Harm Reduction International, which monitors the global use of the death penalty for drug offences, notes that the death penalty is internationally restricted by the International Covenant on Civil and Political Rights (ICCPR) to only the “most serious crimes”, which excludes drug-related offences. Using the death penalty for drug offences is also in contradiction of international drug control laws as indicated by the United Nations Office on Drug Control (UNODC) and the International Narcotics Control Board (INCB). While it is not legally binding, Iran has been a member of the ICCPR since 1976.
Multiple UN agencies, from the Human Rights Council to the UNODC have explicitly denounced the use of death penalty for drug-related crimes, adding to the international pressure from Amnesty and others to condemn Iran’s punitive approach to drug control.
“From our monitoring, we saw that the decrease in executions [from 2018 to 2020] was largely due to political developments and legislative amendments at the national level, influenced by international pressure, including by UN agencies” said Ajeng Larasati, Human Rights Lead at HRI.
Drug deaths looming in the horizon
More recently, a toxic concoction of a global pandemic, Western de-prioritisation of Iranian geopolitics, and national unrest have led to a worrying rise in executions in Iran.
“When the authorities fear protests and feel that they are not under scrutiny, the execution numbers increase,” said Amiry-Moghaddan. “After the nationwide protests of 2019, and when the COVID-19 restrictions were lifted, the Iranian authorities [increased] the number of executions to prevent more protests”.
The past three years have been an undoubtedly violent and turbulent time for Iranian people. Through 2019 and 2020, there was a series of nationwide protests in the country against exponential rises in fuel prices. The state’s repression was brutal: around 1,500 protesters were murdered in less than two weeks in November 2019, with bodies reportedly being hidden to avoid national and international attention.
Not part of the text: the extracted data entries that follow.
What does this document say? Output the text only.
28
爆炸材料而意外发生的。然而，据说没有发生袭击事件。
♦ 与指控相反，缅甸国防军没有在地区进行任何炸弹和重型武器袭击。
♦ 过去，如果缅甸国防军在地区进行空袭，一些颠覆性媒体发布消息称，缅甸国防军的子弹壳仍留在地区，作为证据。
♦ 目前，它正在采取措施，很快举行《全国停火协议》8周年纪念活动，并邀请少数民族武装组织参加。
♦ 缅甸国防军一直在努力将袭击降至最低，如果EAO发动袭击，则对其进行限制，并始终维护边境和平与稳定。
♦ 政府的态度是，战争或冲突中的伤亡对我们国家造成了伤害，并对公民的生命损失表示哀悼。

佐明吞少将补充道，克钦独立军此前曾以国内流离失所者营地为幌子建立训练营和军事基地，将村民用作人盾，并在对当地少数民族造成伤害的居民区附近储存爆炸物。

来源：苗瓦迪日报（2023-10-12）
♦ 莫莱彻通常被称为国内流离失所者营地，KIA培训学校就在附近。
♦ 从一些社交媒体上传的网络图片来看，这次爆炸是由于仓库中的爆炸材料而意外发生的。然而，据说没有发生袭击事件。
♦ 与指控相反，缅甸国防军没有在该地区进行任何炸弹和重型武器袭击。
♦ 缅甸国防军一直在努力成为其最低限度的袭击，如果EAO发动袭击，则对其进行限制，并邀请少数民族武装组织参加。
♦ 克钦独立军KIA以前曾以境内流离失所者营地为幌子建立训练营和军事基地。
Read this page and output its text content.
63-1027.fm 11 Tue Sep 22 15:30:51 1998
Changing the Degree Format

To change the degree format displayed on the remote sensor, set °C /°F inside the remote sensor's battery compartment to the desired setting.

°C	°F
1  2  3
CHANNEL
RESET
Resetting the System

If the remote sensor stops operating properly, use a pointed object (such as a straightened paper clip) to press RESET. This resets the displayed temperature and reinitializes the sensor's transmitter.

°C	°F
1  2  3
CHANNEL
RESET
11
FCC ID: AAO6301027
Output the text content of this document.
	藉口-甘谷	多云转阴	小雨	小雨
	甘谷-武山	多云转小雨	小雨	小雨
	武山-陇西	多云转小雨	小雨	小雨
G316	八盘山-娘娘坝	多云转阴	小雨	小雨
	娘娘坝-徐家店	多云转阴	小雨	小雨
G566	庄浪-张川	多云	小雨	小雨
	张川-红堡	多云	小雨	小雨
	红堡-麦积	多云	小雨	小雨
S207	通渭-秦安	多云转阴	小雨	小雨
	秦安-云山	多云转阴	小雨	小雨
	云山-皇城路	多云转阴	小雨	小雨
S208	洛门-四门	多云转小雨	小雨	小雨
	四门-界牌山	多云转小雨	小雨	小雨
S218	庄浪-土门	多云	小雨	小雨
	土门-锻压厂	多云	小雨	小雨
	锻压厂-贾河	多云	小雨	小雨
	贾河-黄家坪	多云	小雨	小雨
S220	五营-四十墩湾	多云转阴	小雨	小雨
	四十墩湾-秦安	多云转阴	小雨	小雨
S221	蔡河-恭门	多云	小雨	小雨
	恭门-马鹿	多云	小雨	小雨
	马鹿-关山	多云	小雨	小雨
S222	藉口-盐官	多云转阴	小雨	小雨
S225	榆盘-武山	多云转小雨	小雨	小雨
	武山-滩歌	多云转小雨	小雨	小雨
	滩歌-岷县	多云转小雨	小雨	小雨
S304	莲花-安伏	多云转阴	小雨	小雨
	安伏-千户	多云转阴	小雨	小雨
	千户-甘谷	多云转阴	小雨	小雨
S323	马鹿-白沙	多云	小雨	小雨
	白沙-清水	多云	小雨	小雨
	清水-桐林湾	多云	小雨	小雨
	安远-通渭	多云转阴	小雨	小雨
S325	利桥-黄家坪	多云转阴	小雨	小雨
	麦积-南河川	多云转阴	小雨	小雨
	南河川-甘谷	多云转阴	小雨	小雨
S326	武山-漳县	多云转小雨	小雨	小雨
The most recent period of unrest, ongoing since July 2021 due to water, food and energy shortages across the country, has also been met with brutal police violence. Violent clashes between protesters and law enforcement have killed several people and led to the arrest of hundreds more.
Executions have since accelerated: since the start of the May 2022, which marked the government’s abrupt end to grain, medicine and petrol subsidies, at least 56 people were executed only in that month. A further 81 were executed in June, making the latter the deadliest month in the past five years. None of the deaths in the first seven months of 2022 were officially announced, according to Amiry-Moghaddam.
“People sentenced to death for drug offenses are among the poorest and most marginalised parts of society making them low-cost victims for the Islamic Republic's death penalty policy. At the same time, the West is mainly focused on the Iranian nuclear issue and doesn't pay enough attention to the human rights issues in Iran, making the political cost of the executions even lower for the Iranian authorities,” he said.
Only sustained pressure from the international community is believed to have an impact on drug-related deaths. “We need to get stronger reactions from the UNODC and the EU. International pressure is what can help at this stage.” Until then, the future of those arrested for drugs seems bleak.